Frost / Nixon

Cette fin de semaine, je me suis tapé deux films. The Curious case of Benjamin Button et Frost / Nixon. Je vais parler de celui qui m'a gardé intéressé du début à la fin. Rien contre Mr. Button, mais malgré les images et le côté féérique, j'avais l'impression de revoir ce film pour la 5e fois, même si c'était la première. Mais heureusement, on a Cate Blanchett qui a toujours un visage aussi lumineux et angélique. C'est presque pas humain cette face là.
Mais revenons-en au fait, Frost / Nixon. Comme probablement une bonne partie d'entre-vous, je connaissais un peu l'histoire de fond. Étant les voisins du nord, j'avais déjà entendu parlé du Watergate, lu sur le sujet. J'ai vu Nixon imité dans je ne sais plus combien de films et je sais aussi la disgrâce que son nom représente. David Frost, je le connais par les Monty Pythons. Si vous connaissez un peu l'histoire des Pythons, 3 d'entre-eux ont commencé leur carrière télévisuelle aux émissions de Frost. Frost est reconnu comme une personne assez imbue d'elle-même. Il est convaincu que ce qu'il touche tourne en or. La preuve, les génériques de ses émissions dans les années 60, son nom revenait 14 fois. Si vous avez l'Anthologie des Beatles, ils apparaîssent à son émission. Donc, c'est un gars qui affectionne les talk-show, les émissions de variété et d'humour. Pas nécessairement l'interviewer idéal pour un Nixon frais déchu.

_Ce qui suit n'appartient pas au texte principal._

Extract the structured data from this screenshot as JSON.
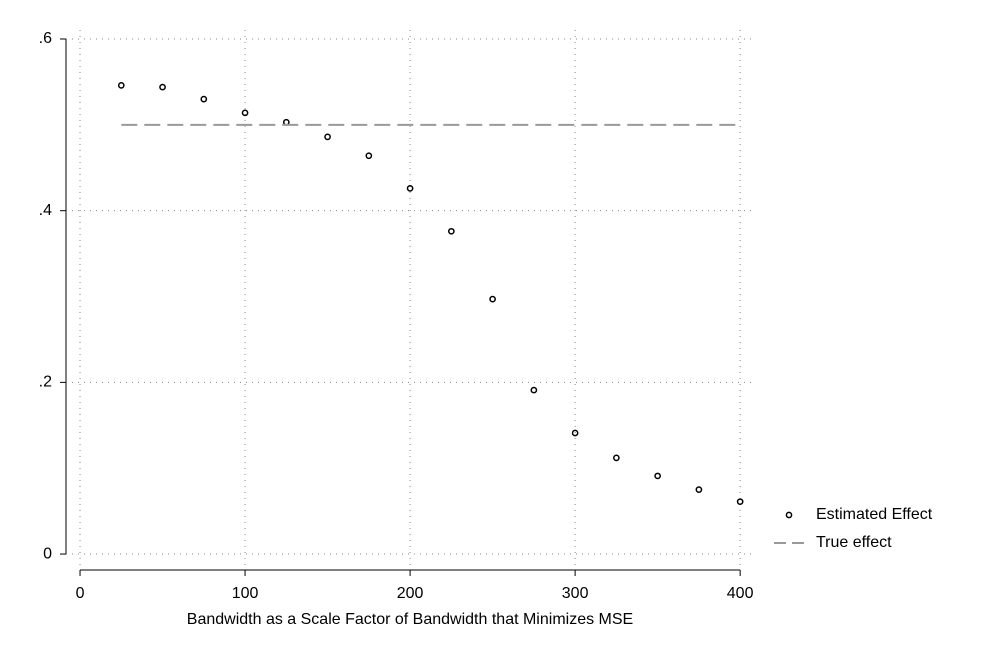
{
  "chart_data": {
    "type": "scatter",
    "xlabel": "Bandwidth as a Scale Factor of Bandwidth that Minimizes MSE",
    "xlim": [
      -8.5,
      409
    ],
    "ylim": [
      -0.0186,
      0.6105
    ],
    "xticks": [
      0,
      100,
      200,
      300,
      400
    ],
    "yticks": [
      0,
      {
        "value": 0.2,
        "label": ".2"
      },
      {
        "value": 0.4,
        "label": ".4"
      },
      {
        "value": 0.6,
        "label": ".6"
      }
    ],
    "grid": true,
    "legend": "right",
    "series": [
      {
        "name": "Estimated Effect",
        "color": "#000000",
        "marker": "circle",
        "x": [
          25,
          50,
          75,
          100,
          125,
          150,
          175,
          200,
          225,
          250,
          275,
          300,
          325,
          350,
          375,
          400
        ],
        "values": [
          0.546,
          0.544,
          0.53,
          0.514,
          0.503,
          0.486,
          0.464,
          0.426,
          0.376,
          0.297,
          0.191,
          0.141,
          0.112,
          0.091,
          0.075,
          0.061
        ]
      },
      {
        "name": "True effect",
        "color": "#999999",
        "line": "dashed",
        "x": [
          25,
          400
        ],
        "values": [
          0.5,
          0.5
        ]
      }
    ]
  }
}
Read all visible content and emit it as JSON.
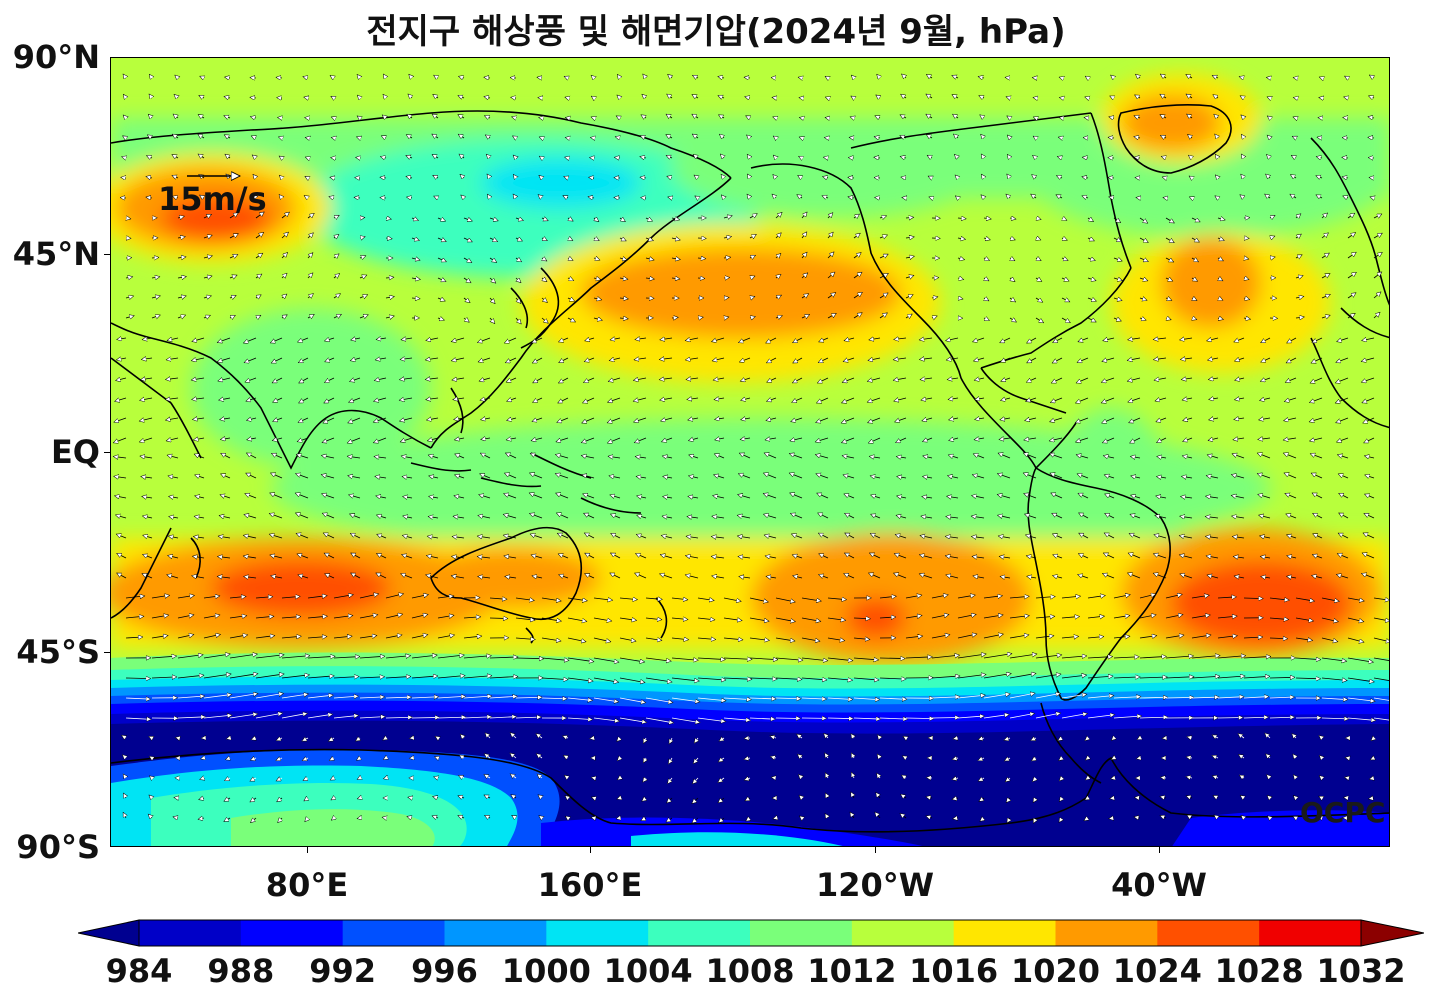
{
  "title": "전지구 해상풍 및 해면기압(2024년 9월, hPa)",
  "lat_labels": [
    "90°N",
    "45°N",
    "EQ",
    "45°S",
    "90°S"
  ],
  "lon_labels": [
    "80°E",
    "160°E",
    "120°W",
    "40°W"
  ],
  "vector_reference": "15m/s",
  "credit": "OCPC",
  "colorbar": {
    "ticks": [
      "984",
      "988",
      "992",
      "996",
      "1000",
      "1004",
      "1008",
      "1012",
      "1016",
      "1020",
      "1024",
      "1028",
      "1032"
    ],
    "colors": [
      "#000090",
      "#0000c8",
      "#0000ff",
      "#0050ff",
      "#0096ff",
      "#00e4f4",
      "#3cffbe",
      "#7aff7a",
      "#b8ff3c",
      "#ffe600",
      "#ff9a00",
      "#ff5000",
      "#f00000",
      "#8c0000"
    ]
  }
}
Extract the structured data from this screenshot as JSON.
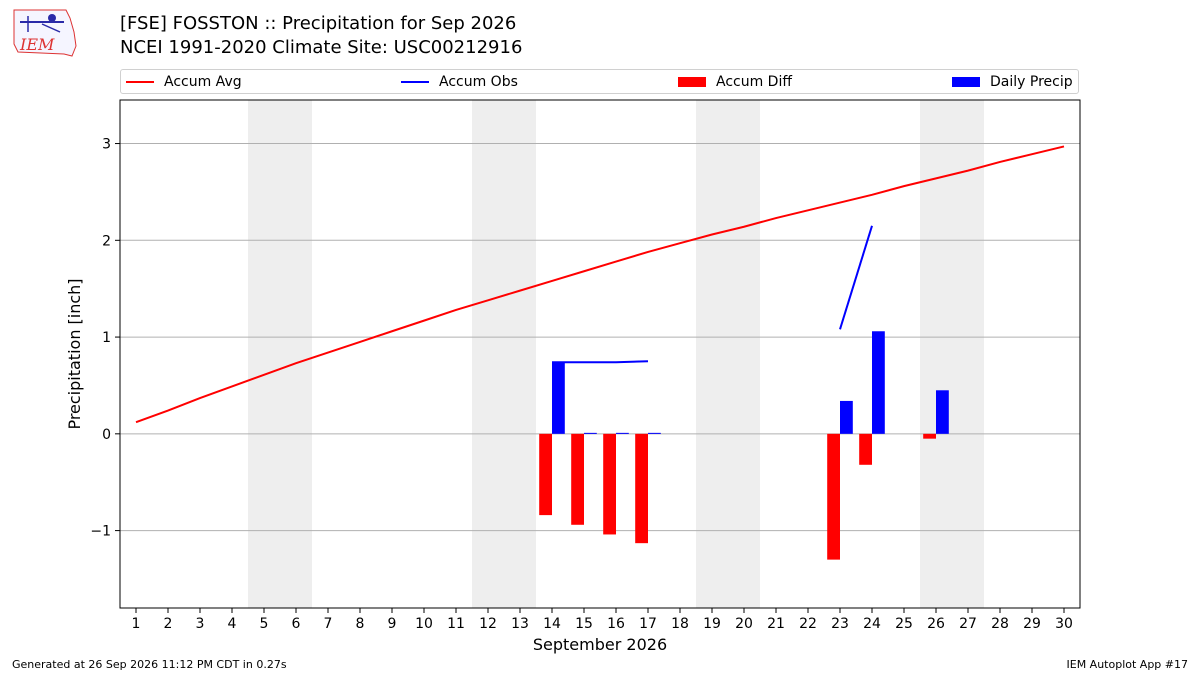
{
  "header": {
    "title": "[FSE] FOSSTON :: Precipitation for Sep 2026",
    "subtitle": "NCEI 1991-2020 Climate Site: USC00212916"
  },
  "logo": {
    "text": "IEM"
  },
  "footer": {
    "left": "Generated at 26 Sep 2026 11:12 PM CDT in 0.27s",
    "right": "IEM Autoplot App #17"
  },
  "chart_data": {
    "type": "bar",
    "title": "[FSE] FOSSTON :: Precipitation for Sep 2026",
    "xlabel": "September 2026",
    "ylabel": "Precipitation [inch]",
    "x": [
      1,
      2,
      3,
      4,
      5,
      6,
      7,
      8,
      9,
      10,
      11,
      12,
      13,
      14,
      15,
      16,
      17,
      18,
      19,
      20,
      21,
      22,
      23,
      24,
      25,
      26,
      27,
      28,
      29,
      30
    ],
    "xlim": [
      0.5,
      30.5
    ],
    "ylim": [
      -1.8,
      3.45
    ],
    "yticks": [
      -1,
      0,
      1,
      2,
      3
    ],
    "ytick_labels": [
      "−1",
      "0",
      "1",
      "2",
      "3"
    ],
    "grid": "horizontal",
    "legend_placement": "top",
    "weekend_shading": [
      [
        4.5,
        6.5
      ],
      [
        11.5,
        13.5
      ],
      [
        18.5,
        20.5
      ],
      [
        25.5,
        27.5
      ]
    ],
    "series": [
      {
        "name": "Accum Avg",
        "kind": "line",
        "color": "#ff0000",
        "x": [
          1,
          2,
          3,
          4,
          5,
          6,
          7,
          8,
          9,
          10,
          11,
          12,
          13,
          14,
          15,
          16,
          17,
          18,
          19,
          20,
          21,
          22,
          23,
          24,
          25,
          26,
          27,
          28,
          29,
          30
        ],
        "values": [
          0.12,
          0.24,
          0.37,
          0.49,
          0.61,
          0.73,
          0.84,
          0.95,
          1.06,
          1.17,
          1.28,
          1.38,
          1.48,
          1.58,
          1.68,
          1.78,
          1.88,
          1.97,
          2.06,
          2.14,
          2.23,
          2.31,
          2.39,
          2.47,
          2.56,
          2.64,
          2.72,
          2.81,
          2.89,
          2.97
        ]
      },
      {
        "name": "Accum Obs",
        "kind": "line",
        "color": "#0000ff",
        "segments": [
          {
            "x": [
              14,
              15,
              16,
              17
            ],
            "values": [
              0.74,
              0.74,
              0.74,
              0.75
            ]
          },
          {
            "x": [
              23,
              24
            ],
            "values": [
              1.08,
              2.15
            ]
          }
        ]
      },
      {
        "name": "Accum Diff",
        "kind": "bar",
        "color": "#ff0000",
        "x": [
          14,
          15,
          16,
          17,
          23,
          24,
          26
        ],
        "values": [
          -0.84,
          -0.94,
          -1.04,
          -1.13,
          -1.3,
          -0.32,
          -0.05
        ]
      },
      {
        "name": "Daily Precip",
        "kind": "bar",
        "color": "#0000ff",
        "x": [
          14,
          15,
          16,
          17,
          23,
          24,
          26
        ],
        "values": [
          0.74,
          0.01,
          0.01,
          0.01,
          0.34,
          1.06,
          0.45
        ]
      }
    ]
  }
}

C'est là que c'est intéressant. Nixon voit en lui une chance de regagner la confiance des gens et Frost voit les cotes d'écoutes et l'argent que cette entrevue peut lui rapporter. Personne n'est là pour la vérité. Au début. Frost s'entoure de spécialiste en la matière de Nixon, des gens qui ont tout à perdre parce que cette entrevue est déjà vue comme une dérision et du poison télévisuelle auquel aucune des grandes chaînes ne veut adhérer. Frost doit pratiquement tout payer de sa poche. Il a tout à perdre, ses émissions battant de l'aile à cette époque. Ses bonnes années derrière lui. Si cette entrevue floppe, sa carrière et celle de ses collègues sont aux chiottes.
La chose que les gens ne savent peut-être pas, c'est que ce film, basé sur des faits réels, est premièrement basé sur une pièce de théâtre du même nom. Quelqu'un à résumé les entrevues pour en faire une pièce de théâtre cohérente où les extraits les plus marquants des 12 heures de matériel originaux ressortent. Ce que Ron Howard (le réalisateur) en plus a fait, c'est qu'il est allé cherché les deux acteurs de la pièce pour reprendre leurs rôles dans le film. Et même si les ressemblances physiques ne sont pas les plus proches des 2 protagonistes, je pense que ce sont les représentations les plus fidèles et authentiques des deux hommes.
Le film n'essaye pas non plus de prendre parti. Il est objectif. On voit ce qui se passe des deux côtés de la médaille. Je n'en suis pas ressorti avec une haine profonde et renouvelée pour Nixon. Je pense qu'on y voit deux hommes, fragiles, dans un affrontement où un seul peut sortir gagnant, et ils le savent trop bien. Le film emprunte quelques figures de style d'un documentaire (entrevues hors contextes, voice-overs) mais n'en est pas un purement. Même si les acteurs qui y figurent sont tous facilement reconnaissables (Frank Langella, Michael Sheen, Sam Rockwell, Kevin Bacon, Oliver Platt, etc...), rien ne nous fait décrocher de l'époque et de l'histoire. Un casting incroyable.
Un film à voir. Et en plus, en prime dans les extras, on a des extraits des vraies entrevues, Frost qui relate un peu les faits, et une piste commentaire avec Howard qui est très intéressante. Saviez-vous que les endroits principaux que l'on voit dans le film ont été tournés aux endroits originaux? C'est à ce point là que Howard voulait l'authenticité.